WB: Richard Alley [of Pennsylvania State University] created this analogy: It's like a blind man walking along a flat plain, but he's been told that in the direction he's going, there's a cliff. He's not sure whether to believe that's true, and he doesn't have any idea how far the cliff is. I think there may be tipping points out there -- you can't deny that. But since you can't identify them, we really can't say when we're going to reach one.

I think [tipping points are] a secondary concern -- the primary concern is just that we're going to warm the planet. That in itself is enough to worry about.

FP: Do you put faith in any of the carbon-reducing technologies being tested right now?

WB: We have a man here at Columbia named Klaus Lackner who is learning to pull carbon dioxide out of the atmosphere. Let's say we were going to try to get the carbon dioxide that comes from our transportation fleet -- that's a third of all the carbon dioxide we produce, so that's an important part of it. There's no way to directly capture the carbon dioxide from an automobile, so why not take it back out of the air? Lackner has developed a unit now that would take a ton of carbon dioxide a day out of the air. That would compensate for 20 U.S. automobiles, and it would cost about the same amount as an automobile. [If there were] 70 million automobiles on the planet, you'd have build 3.5 million of these and install them. Well, we build many more automobiles than that a year, so if we really wanted to do it, we could do it. You'd have to operate them, and that would raise the price of U.S. gasoline maybe 30 or 35 cents a gallon. That's manageable.

[If we] think ahead 50 years, we could [use this system to] make artificial gasoline. Instead of trying to use hydrogen as fuel, Lackner proposes pulling carbon dioxide out of the air and then putting the hydrogen together with it to make gasoline. The South Africans have already done this. That would mean we could have automobiles forever without raising the carbon dioxide content of the air, because it would just be recycled.

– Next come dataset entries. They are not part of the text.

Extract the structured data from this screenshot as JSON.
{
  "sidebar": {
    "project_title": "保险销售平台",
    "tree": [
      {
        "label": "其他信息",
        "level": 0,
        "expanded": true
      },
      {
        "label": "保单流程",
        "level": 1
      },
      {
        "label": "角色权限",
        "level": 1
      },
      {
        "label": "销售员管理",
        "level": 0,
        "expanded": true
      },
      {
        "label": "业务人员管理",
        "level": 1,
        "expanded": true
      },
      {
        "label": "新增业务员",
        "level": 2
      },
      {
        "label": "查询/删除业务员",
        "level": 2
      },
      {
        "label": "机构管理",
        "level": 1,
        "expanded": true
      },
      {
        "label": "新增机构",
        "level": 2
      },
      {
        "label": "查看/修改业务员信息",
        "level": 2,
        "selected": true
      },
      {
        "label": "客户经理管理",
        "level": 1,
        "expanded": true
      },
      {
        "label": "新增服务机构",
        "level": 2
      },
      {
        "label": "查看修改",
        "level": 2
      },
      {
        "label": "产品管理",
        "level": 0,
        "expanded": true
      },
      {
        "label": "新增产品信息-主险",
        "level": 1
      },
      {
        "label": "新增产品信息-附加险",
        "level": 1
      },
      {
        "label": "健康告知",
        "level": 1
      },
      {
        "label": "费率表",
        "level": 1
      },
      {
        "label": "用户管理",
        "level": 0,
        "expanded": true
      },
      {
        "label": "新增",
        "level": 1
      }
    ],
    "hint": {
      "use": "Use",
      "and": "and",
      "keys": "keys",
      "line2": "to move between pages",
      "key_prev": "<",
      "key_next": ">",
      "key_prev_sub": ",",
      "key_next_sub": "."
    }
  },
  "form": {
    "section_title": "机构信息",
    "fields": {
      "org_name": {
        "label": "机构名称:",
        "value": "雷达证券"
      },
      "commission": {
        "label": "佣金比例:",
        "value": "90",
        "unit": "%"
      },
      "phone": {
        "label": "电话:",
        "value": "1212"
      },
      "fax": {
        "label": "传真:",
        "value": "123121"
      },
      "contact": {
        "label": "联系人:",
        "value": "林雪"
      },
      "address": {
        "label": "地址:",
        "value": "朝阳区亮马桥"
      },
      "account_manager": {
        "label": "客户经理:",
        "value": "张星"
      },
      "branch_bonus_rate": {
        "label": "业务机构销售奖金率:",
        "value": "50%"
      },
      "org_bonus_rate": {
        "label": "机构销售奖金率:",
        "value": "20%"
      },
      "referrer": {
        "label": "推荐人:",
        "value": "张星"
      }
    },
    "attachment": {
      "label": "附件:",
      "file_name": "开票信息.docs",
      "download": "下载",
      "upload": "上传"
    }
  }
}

One of the sad things is that Lackner spent something like $6.5 million on this in seven years, and that's what a well-known baseball player makes in one season. The government just doesn't know how to do these small things. Unless it's going to be some spectacular jump ahead that costs several hundred million dollars, there doesn't seem to be any interest in doing it.

There are only three ways to run the world on energy -- three major energy sources: the sun, nuclear, and carbon. People are uneasy about having a world run by nuclear, and the sun is still too expensive, so it's going to be a while. In the meantime, we're going to be stuck with carbon, so we'd better learn to capture and store. I think anybody that's got their head screwed on right is going to see this as a strategy that may be very important for 50 years or so.

FP: Are you going to do anything to celebrate this "35th anniversary" of global warming?

WB: No, I want to get rid of it! I'm still offering the $250 reward, and I will widen the thing to everybody who reads Science. I would like to unload it and put it on somebody else's shoulders.